Mirando cinco años hacia adelante, ¿cómo vislumbra la evolución del papel de Trialbee a medida que la IA se vuelve más profundamente integrada en la investigación clínica? ¿Qué parte ve que su empresa juega en la configuración de un futuro más ético, eficiente y armonizado a nivel global para el reclutamiento de pacientes?
Cinco años desde ahora, veo a Trialbee como el proveedor de servicios líder en reclutamiento de pacientes habilitado por IA en la investigación clínica. Ya estamos integrando la IA generativa en cada parte del flujo de trabajo de reclutamiento donde pueda acelerar la velocidad, mejorar la precisión o aumentar la opción para los pacientes. Como mencioné, estamos evaluando activamente herramientas que darían a los pacientes la opción de interactuar con un profesional médico en vivo o con un agente de IA, dependiendo de su preferencia y nivel de comodidad. Creemos que darles a las personas esa opción es clave para aumentar la confianza y la participación con el tiempo.
Éticamente, estamos comprometidos con asegurar que la IA se implemente con rigor y transparencia regulatoria.
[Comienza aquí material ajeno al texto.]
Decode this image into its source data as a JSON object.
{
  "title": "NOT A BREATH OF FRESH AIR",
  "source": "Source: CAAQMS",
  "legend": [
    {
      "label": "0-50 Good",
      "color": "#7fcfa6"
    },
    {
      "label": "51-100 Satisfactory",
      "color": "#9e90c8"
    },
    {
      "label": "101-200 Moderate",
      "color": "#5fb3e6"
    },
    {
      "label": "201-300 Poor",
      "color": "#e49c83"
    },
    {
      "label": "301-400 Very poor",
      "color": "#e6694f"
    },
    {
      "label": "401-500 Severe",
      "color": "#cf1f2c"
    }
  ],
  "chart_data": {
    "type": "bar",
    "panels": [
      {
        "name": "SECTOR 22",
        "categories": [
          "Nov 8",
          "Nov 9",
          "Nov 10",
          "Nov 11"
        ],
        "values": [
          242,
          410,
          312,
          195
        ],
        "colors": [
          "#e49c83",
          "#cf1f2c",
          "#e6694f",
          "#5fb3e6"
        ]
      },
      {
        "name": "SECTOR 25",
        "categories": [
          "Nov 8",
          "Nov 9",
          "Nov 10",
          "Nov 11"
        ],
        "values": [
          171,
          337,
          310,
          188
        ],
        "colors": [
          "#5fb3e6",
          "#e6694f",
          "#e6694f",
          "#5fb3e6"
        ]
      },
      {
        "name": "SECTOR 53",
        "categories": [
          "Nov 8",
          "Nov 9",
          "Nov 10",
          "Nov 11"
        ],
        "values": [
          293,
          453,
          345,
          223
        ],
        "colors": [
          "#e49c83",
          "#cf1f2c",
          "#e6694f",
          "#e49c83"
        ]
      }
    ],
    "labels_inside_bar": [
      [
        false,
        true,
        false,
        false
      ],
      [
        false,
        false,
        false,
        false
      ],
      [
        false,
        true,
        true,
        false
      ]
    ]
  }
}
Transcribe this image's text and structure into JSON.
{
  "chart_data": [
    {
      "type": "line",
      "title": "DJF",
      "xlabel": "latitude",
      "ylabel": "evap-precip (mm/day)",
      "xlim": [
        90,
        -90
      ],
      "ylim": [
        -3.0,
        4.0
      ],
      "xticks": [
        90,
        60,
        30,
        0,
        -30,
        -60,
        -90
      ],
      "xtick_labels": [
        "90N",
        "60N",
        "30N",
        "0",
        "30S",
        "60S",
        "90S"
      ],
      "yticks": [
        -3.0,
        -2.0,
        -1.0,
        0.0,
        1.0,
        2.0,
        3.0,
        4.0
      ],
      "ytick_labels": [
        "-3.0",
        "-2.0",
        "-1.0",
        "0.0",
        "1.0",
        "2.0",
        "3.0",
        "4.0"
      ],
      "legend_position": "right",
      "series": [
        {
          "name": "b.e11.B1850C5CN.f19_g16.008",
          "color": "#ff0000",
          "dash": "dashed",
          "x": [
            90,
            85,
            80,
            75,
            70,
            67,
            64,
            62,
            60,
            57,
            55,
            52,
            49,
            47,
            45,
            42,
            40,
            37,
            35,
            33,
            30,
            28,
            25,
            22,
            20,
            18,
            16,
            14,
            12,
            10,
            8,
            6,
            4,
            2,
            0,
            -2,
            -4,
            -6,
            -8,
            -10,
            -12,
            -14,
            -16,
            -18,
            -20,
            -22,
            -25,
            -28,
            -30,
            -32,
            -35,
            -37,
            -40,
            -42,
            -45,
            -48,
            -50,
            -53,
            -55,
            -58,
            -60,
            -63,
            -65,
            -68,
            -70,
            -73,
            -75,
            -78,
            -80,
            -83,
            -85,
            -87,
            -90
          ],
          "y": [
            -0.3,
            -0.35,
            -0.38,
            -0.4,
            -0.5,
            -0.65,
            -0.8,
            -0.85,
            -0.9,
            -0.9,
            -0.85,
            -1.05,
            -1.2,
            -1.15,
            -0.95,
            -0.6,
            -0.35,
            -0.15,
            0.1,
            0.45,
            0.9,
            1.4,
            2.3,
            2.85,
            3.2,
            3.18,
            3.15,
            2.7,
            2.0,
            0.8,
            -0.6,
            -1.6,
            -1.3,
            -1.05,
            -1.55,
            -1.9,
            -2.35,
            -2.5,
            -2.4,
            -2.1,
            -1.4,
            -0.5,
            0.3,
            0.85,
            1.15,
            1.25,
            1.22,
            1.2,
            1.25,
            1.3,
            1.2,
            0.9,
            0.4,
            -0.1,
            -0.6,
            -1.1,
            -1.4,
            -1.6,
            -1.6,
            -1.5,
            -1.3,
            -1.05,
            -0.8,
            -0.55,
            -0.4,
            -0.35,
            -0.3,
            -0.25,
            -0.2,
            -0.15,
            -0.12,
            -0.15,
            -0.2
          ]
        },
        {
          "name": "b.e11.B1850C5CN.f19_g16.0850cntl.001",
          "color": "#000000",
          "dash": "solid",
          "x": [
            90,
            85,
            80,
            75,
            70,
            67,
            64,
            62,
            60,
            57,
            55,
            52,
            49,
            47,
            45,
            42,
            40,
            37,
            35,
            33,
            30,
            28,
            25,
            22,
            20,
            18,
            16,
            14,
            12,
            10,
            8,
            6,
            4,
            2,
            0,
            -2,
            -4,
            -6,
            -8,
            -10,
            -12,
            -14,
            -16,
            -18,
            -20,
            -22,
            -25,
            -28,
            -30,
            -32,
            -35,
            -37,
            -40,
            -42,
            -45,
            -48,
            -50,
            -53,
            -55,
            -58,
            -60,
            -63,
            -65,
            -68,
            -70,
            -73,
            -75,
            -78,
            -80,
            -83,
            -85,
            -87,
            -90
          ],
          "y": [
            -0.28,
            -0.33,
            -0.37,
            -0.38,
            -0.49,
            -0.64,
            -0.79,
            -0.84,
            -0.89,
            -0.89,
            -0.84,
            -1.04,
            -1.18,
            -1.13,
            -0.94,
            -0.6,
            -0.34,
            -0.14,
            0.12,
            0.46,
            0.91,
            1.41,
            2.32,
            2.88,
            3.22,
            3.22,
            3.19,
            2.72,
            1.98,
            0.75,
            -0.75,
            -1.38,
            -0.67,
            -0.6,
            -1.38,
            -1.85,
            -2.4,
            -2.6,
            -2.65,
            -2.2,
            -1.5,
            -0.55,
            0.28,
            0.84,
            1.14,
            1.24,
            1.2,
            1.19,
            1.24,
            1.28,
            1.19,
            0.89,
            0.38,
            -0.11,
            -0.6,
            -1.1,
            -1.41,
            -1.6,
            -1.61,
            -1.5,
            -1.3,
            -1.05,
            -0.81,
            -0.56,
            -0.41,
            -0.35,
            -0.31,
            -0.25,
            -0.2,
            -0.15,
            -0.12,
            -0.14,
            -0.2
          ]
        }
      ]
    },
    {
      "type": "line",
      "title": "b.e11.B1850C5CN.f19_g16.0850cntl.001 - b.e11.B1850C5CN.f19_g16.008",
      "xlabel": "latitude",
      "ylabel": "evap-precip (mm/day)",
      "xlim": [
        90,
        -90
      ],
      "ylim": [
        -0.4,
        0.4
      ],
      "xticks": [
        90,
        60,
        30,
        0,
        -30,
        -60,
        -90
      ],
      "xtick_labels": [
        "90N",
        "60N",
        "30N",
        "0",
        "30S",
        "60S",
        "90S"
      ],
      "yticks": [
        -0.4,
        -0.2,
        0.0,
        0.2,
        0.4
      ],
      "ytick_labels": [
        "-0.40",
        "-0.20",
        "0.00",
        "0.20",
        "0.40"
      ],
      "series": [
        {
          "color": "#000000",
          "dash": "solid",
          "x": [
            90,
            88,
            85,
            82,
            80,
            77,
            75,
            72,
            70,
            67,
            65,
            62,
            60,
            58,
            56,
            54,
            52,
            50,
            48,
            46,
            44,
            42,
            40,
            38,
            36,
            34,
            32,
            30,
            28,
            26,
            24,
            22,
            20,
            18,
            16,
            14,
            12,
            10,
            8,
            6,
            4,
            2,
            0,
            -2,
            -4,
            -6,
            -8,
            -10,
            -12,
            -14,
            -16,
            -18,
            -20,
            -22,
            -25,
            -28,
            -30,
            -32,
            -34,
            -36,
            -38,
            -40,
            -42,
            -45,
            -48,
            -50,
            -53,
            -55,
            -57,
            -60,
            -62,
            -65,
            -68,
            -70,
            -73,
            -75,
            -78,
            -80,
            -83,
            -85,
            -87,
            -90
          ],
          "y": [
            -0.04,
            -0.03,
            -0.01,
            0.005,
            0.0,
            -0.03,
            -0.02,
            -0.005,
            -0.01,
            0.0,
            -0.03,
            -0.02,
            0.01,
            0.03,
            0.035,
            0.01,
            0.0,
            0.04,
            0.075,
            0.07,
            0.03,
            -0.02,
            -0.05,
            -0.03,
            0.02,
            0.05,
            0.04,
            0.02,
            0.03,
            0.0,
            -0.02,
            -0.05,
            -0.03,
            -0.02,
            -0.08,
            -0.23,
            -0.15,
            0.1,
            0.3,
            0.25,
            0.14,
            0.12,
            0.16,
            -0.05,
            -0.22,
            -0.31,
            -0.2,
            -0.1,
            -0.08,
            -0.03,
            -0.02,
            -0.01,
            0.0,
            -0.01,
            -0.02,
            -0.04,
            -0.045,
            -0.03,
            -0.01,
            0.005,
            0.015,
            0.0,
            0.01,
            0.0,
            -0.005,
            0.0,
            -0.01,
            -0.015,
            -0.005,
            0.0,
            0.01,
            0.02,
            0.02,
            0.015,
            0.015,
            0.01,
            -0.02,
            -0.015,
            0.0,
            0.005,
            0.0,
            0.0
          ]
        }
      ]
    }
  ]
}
Eso significa incorporar mecanismos de supervisión en la tecnología en sí y ser abiertos sobre cómo funcionan nuestros sistemas. También estamos construyendo la IA en la cultura de nuestra organización, cada departamento y cada equipo, para que estemos listos para adaptarnos a medida que la tecnología evoluciona. En última instancia, queremos ser una empresa que ayude a definir cómo se utiliza la IA de manera responsable en toda la investigación clínica. Si hacemos eso correctamente, podemos ayudar a configurar un futuro donde los ensayos sean más rápidos, más inclusivos y más fáciles para que los pacientes accedan, independientemente de dónde vivan o qué idioma hablen.
Gracias por la gran entrevista, los lectores que deseen aprender más pueden visitar Trialbee.